For those of you interested in Lourdes in the context of medical and philosophical debates in France there's no better place to look than Lourdes: The Body and Spirit in a Secular Age.
For those of you interested in Lourdes in the context of medical and philosophical debates in France there’s no better place to look than Lourdes: The Body and Spirit in a Secular Age.

I went to Lourdes toward the end of my nine month stay in Nantes, France with two buddies. The trip was undertaken at the instigation of my Italian friend from Naples. To be honest, I had no real personal interest in the place myself.

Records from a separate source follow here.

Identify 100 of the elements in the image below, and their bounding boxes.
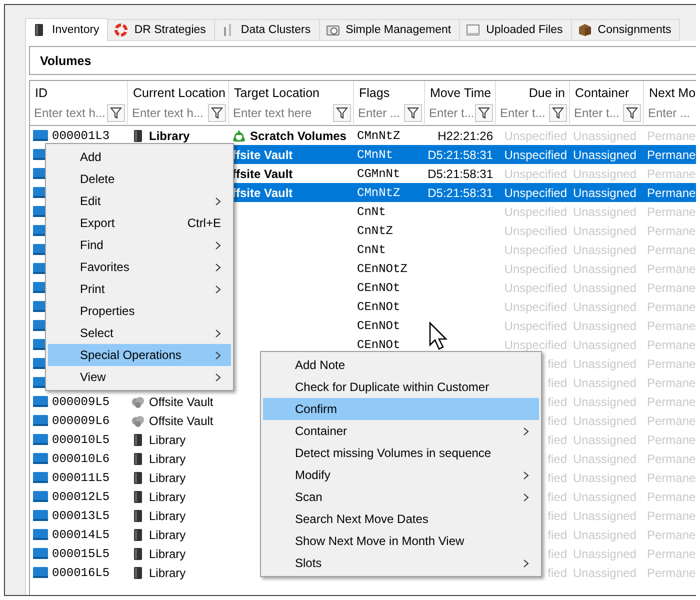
- table-cell: 000009L6: [52, 414, 110, 428]
- table-cell: CnNt: [357, 242, 386, 256]
- filter-button[interactable]: [475, 104, 493, 122]
- chevron-icon: [215, 262, 221, 272]
- table-cell: Library: [149, 490, 186, 504]
- table-cell: Library: [149, 528, 186, 542]
- tab[interactable]: Simple Management: [318, 19, 460, 41]
- table-cell: 000010L5: [52, 432, 110, 446]
- filter-button[interactable]: [623, 104, 641, 122]
- filter-field[interactable]: Enter text h...: [132, 106, 206, 120]
- filter-button[interactable]: [208, 104, 226, 122]
- column-header[interactable]: Due in: [496, 81, 570, 102]
- column-header[interactable]: Flags: [354, 81, 425, 102]
- table-cell: CEnNOt: [357, 318, 400, 332]
- filter-icon: [626, 107, 638, 119]
- chevron-icon: [523, 558, 529, 568]
- table-cell: Library: [149, 470, 186, 484]
- panel-title: Volumes: [40, 54, 92, 68]
- filter-button[interactable]: [549, 104, 567, 122]
- menu-item[interactable]: Edit: [48, 190, 231, 212]
- table-cell: D5:21:58:31: [428, 166, 493, 180]
- column-header[interactable]: Move Time: [425, 81, 496, 102]
- menu-item[interactable]: Find: [48, 234, 231, 256]
- filter-field[interactable]: Enter t...: [500, 106, 547, 120]
- menu-item[interactable]: Detect missing Volumes in sequence: [263, 442, 539, 464]
- tape-icon: [33, 433, 48, 446]
- chevron-icon: [523, 470, 529, 480]
- table-cell: CEnNOt: [357, 300, 400, 314]
- filter-field[interactable]: Enter ...: [358, 106, 402, 120]
- table-cell: Permane: [644, 183, 696, 202]
- menu-item[interactable]: Favorites: [48, 256, 231, 278]
- table-cell: Unspecified: [496, 183, 570, 202]
- menu-item[interactable]: Delete: [48, 168, 231, 190]
- tape-icon: [33, 490, 48, 503]
- column-header[interactable]: Container: [570, 81, 644, 102]
- table-cell: D5:21:58:31: [425, 145, 496, 164]
- filter-field[interactable]: Enter text h...: [34, 106, 105, 120]
- tape-icon: [33, 547, 48, 560]
- filter-button[interactable]: [107, 104, 125, 122]
- menu-item[interactable]: Add: [48, 146, 231, 168]
- menu-item[interactable]: Add Note: [263, 354, 539, 376]
- tab[interactable]: DR Strategies: [107, 19, 215, 41]
- column-header[interactable]: Next Mo: [644, 81, 696, 102]
- tape-icon: [33, 471, 48, 484]
- filter-icon: [552, 107, 564, 119]
- chevron-icon: [215, 328, 221, 338]
- camera-icon: [326, 23, 340, 37]
- table-cell: 000010L6: [52, 452, 110, 466]
- menu-item[interactable]: Export Ctrl+E: [48, 212, 231, 234]
- filter-field[interactable]: Enter t...: [574, 106, 621, 120]
- menu-item[interactable]: Select: [48, 322, 231, 344]
- table-cell: Offsite Vault: [149, 394, 214, 408]
- tab[interactable]: Uploaded Files: [459, 19, 572, 41]
- table-cell: CGMnNt: [357, 166, 400, 180]
- menu-item[interactable]: View: [48, 366, 231, 388]
- chevron-icon: [215, 350, 221, 360]
- column-header[interactable]: ID: [30, 81, 128, 102]
- menu-item[interactable]: Print: [48, 278, 231, 300]
- filter-field[interactable]: Enter ...: [648, 106, 696, 120]
- filter-icon: [336, 107, 348, 119]
- table-cell: 000011L5: [52, 470, 110, 484]
- menu-item[interactable]: Scan: [263, 486, 539, 508]
- table-cell: CEnNOt: [357, 338, 400, 352]
- menu-item[interactable]: Confirm: [263, 398, 539, 420]
- table-cell: Unassigned: [570, 145, 644, 164]
- menu-item[interactable]: Slots: [263, 552, 539, 574]
- tab[interactable]: Inventory: [25, 18, 108, 41]
- tape-icon: [33, 395, 48, 408]
- table-cell: Library: [149, 566, 186, 580]
- menu-item[interactable]: Show Next Move in Month View: [263, 530, 539, 552]
- box-icon: [578, 23, 592, 37]
- table-cell: CMnNt: [354, 145, 425, 164]
- table-cell: CnNtZ: [357, 224, 394, 238]
- filter-button[interactable]: [404, 104, 422, 122]
- table-cell: Unspecified: [496, 145, 570, 164]
- tape-icon: [33, 528, 48, 541]
- menu-item[interactable]: Container: [263, 420, 539, 442]
- menu-item[interactable]: Properties: [48, 300, 231, 322]
- tab[interactable]: Consignments: [570, 19, 680, 41]
- filter-field[interactable]: Enter text here: [233, 106, 331, 120]
- column-header[interactable]: Target Location: [229, 81, 354, 102]
- chevron-icon: [215, 284, 221, 294]
- table-cell: CMnNtZ: [354, 183, 425, 202]
- tab[interactable]: Data Clusters: [214, 19, 320, 41]
- filter-button[interactable]: [333, 104, 351, 122]
- table-cell: 000009L5: [52, 394, 110, 408]
- menu-item[interactable]: Special Operations: [48, 344, 231, 366]
- table-cell: Library: [149, 546, 186, 560]
- menu-item[interactable]: Check for Duplicate within Customer: [263, 376, 539, 398]
- column-header[interactable]: Current Location: [128, 81, 229, 102]
- table-cell: 000014L5: [52, 528, 110, 542]
- chevron-icon: [523, 426, 529, 436]
- table-cell: Library: [149, 452, 186, 466]
- tape-icon: [33, 414, 48, 427]
- pointer-icon: [428, 321, 450, 351]
- menu-item[interactable]: Modify: [263, 464, 539, 486]
- tape-icon: [33, 129, 48, 142]
- filter-field[interactable]: Enter t...: [429, 106, 473, 120]
- table-cell: H22:21:26: [438, 128, 493, 142]
- menu-item[interactable]: Search Next Move Dates: [263, 508, 539, 530]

The trip was more of a curiosity outing, at least for me, rather than a full blown religious pilgrimage. We somehow hit a dead season when people were on vacation and there was no ballet of wheelchairs ambling toward the springs. In fact, there were no lines. Frankly, it was disappointing to miss the whole spectacle of human misery.

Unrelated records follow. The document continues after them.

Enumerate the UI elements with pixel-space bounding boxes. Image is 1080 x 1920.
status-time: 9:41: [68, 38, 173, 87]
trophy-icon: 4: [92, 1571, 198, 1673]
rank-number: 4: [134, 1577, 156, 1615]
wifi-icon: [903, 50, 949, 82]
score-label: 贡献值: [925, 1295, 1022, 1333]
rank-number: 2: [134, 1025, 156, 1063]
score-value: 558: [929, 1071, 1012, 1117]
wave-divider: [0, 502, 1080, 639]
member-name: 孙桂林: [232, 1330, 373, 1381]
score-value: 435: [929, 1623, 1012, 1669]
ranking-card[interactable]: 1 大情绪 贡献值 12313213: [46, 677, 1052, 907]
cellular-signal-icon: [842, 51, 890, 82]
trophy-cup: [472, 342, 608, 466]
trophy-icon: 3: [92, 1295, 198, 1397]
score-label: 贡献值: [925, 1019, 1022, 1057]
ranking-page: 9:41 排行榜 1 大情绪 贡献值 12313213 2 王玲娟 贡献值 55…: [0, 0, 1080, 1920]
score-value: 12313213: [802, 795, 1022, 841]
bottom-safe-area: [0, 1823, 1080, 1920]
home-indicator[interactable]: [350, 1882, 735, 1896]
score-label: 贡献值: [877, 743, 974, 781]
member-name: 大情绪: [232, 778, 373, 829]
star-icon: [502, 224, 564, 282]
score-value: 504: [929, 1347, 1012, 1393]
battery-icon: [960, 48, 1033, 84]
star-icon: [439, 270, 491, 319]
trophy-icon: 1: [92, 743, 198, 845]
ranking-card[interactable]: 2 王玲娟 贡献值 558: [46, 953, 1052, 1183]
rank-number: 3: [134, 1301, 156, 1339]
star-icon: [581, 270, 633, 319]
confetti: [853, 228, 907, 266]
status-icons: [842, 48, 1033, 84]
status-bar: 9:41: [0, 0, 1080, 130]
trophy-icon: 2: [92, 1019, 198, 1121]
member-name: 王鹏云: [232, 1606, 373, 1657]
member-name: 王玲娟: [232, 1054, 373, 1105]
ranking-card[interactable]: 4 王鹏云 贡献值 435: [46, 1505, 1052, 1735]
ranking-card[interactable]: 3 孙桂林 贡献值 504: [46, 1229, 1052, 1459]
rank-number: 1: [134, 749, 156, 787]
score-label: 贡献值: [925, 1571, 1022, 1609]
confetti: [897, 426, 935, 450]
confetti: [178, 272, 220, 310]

The three of us all went to confession. Then it was time to get dipped in the waters. I wasn’t too thrilled about totally undressing in front of total strangers, mostly wrinkly elderly Spanish men, and having to don an old towel, probably unwashed.

But I was there and I couldn’t summon up the courage to not go through with the ritual. The water was paralyzingly cold.

Afterwards the three of us went for a walk around the Stations of the Cross reading von Balthasar’s Way of the Cross meditations that were used by John Paul II on Good Friday in 1988. I have a loose leaf copy of them somewhere in my papers, but I can’t find them right now. No matter, the meditation for when Jesus falls for the first time thrust itself into my memory for all time. The gist of the meditation was that we need not necessarily seek out ascetical practices, because the Cross hits us and crushes us in everyday situations when we least expect it. Madeleine Delbrel says much the same thing throughout a collection of her essays entitled We, the Ordinary People of the Streets.

It was probably the combination of the dip with the windy conditions around the hill where the Stations of the Cross are situated that gave me the sinus infection that sidelined me for two weeks after the trip. Our Italian friend had such an upset stomach that he overflowed the toilet at the train station. There was no place to hide from the smell.

The illnesses incurred didn’t compute for quite a long while. Then I ran across the following words from von Speyr’s The Passion From Within:

Therese Taylor's life of Bernadette's life is the standard academic account.
Therese Taylor’s life of Bernadette is the standard account of the woman behind the healing waters of Lourdes.

“The Church receives the body of Christ before he suffers the Passion; only afterward will he go and deliver his body up to death. The Church therefore can suffer together with him only because she has already received his body, so that it lives already in her. Had she not received his body beforehand, she would not be able to suffer with him. And if the Lord had suffered first and then instituted the Eucharist, she would not be able to share in his Passion; she would be at once the triumphant Church with the Lord’s death behind her. The Eucharist would only be the risen body Christ. But the Church is made up of sinners, so this is impossible.”

This means the living waters of Lourdes, and our faith, ought to be supplemented with healthy a dose of everyday disease and death. After all, February 11th is also the World Day of the Sick. Maybe this is why the Good Lord has blessed me with a lifetime of diseases and minor addictions? And isn’t baptism all about symbolic death?

Here is a brief preview of the Lourdes attractions from the Catholicism series. We missed most of these!

Sometimes grace means the blind won’t see and the lame shall not walk.